Sólo ahora es capaz de articular las razones de su espiral al infierno. Los abusos, incluso físicos, que sufrió en su infancia están en la base, pero también esa falta de autoestima que le acompañó oculta tras la fachada de duro. "Nunca pude aceptar la fama; para entonces no quería alabanzas. Las necesitaba cuando era así de grande, y no ahora", señala, subrayando el tamaño de su chihuahua. "Eso fue lo que me llenó de rabia, que recibí toda esa atención cuando era un hombre, y nunca de niño".
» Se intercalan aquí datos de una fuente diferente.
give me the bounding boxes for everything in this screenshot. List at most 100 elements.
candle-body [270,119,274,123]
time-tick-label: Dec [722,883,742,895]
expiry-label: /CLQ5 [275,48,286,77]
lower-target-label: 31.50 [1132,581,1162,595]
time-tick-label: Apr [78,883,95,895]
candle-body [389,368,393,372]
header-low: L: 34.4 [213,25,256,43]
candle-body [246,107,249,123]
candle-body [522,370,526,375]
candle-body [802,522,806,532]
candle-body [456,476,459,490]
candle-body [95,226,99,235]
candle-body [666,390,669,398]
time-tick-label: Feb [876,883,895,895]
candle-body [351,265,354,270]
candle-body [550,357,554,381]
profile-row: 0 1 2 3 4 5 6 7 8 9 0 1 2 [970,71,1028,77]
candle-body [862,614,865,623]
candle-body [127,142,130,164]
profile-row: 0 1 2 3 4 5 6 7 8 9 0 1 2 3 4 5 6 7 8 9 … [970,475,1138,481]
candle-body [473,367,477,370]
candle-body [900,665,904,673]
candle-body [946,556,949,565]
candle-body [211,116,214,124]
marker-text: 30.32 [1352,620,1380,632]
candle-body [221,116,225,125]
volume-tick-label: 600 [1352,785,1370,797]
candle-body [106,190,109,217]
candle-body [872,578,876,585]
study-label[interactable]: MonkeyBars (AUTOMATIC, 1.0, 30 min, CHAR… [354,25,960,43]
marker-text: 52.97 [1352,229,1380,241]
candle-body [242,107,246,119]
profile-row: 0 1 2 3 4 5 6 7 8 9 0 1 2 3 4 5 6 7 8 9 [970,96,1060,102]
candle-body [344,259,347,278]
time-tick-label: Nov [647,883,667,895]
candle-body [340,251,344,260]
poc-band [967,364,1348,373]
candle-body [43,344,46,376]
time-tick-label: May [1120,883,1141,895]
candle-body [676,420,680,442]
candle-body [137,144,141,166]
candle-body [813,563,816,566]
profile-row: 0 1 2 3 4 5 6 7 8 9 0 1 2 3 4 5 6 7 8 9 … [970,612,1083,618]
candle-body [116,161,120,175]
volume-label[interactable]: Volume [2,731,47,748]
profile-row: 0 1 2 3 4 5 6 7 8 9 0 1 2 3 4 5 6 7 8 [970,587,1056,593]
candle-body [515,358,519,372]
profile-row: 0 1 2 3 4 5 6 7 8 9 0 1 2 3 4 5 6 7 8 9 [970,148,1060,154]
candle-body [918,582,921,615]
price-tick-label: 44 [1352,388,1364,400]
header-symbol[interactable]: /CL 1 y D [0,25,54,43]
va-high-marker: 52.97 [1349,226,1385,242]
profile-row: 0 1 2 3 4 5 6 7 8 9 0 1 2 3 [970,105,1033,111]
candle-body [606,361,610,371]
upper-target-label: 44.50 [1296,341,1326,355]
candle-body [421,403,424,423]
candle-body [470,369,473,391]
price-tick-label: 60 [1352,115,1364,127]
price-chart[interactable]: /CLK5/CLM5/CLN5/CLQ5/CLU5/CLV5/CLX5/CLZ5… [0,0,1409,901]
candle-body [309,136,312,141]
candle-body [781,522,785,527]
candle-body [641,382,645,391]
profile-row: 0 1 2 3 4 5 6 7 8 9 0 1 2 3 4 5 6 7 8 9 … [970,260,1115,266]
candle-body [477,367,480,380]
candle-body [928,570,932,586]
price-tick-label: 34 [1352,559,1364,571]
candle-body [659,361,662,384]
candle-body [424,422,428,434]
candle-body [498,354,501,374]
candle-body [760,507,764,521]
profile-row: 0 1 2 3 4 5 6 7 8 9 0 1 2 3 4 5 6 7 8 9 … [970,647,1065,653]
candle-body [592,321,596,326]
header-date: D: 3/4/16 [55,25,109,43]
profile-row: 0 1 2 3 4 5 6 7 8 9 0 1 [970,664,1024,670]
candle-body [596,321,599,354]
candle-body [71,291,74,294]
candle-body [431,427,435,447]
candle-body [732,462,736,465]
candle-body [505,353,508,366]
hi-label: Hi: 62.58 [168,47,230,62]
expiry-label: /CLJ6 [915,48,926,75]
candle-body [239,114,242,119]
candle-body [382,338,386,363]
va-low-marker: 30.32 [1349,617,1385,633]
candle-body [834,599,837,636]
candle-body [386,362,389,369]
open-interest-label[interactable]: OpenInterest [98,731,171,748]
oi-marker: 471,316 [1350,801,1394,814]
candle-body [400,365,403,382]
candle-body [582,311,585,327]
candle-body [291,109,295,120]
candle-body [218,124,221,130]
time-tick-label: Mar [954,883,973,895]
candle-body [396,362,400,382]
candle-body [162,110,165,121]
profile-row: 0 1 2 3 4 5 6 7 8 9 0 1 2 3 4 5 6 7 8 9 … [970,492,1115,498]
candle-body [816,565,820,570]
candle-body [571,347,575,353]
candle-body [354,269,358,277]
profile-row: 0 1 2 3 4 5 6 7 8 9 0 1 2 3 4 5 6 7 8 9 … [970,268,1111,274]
Rourke está de regreso, sí, pero ¿hasta cuándo? El luchador no es su primer comeback. El semanario Entertainment Weekly hablaba en 1994 de un Mickey Rourke que "golpea de nuevo". En el diario Los Ángeles Times, un titular gritaba en letras de molde: "El nuevo Mickey". Era 1997. The Observer proclamaba en 2003 a un Rourke "trazando su camino de regreso a Hollywood". Coppola le dio otra oportunidad en Legítima defensa (1997). Penn hizo lo mismo cuando le dirigió en El juramento (2001). Sin City (2005) fue uno de sus últimos espaldarazos, a las órdenes de Robert Rodríguez. Pero ninguno de estos regresos resultó una completa resurrección. Él asegura que ésta es la definitiva. "Amo pocas cosas en mi vida. Mi abuela, mi hermano, mis perros, mi ex esposa, el boxeo y, desde hace poco, he vuelto a amar la interpretación". Tiene un Oscar en ciernes, el estreno de The informers en la última edición del festival de cine independiente de Sundance y su más que posible participación en Iron Man 2. "Como en El luchador, yo reaccionaba sin pensar, no aceptaba ninguna responsabilidad. No quiero volver a ese lugar. Ni que me vean como un acabado, porque todavía respiro. Que me metan en la caja cuando esté muerto, pero no mientras me quede aliento".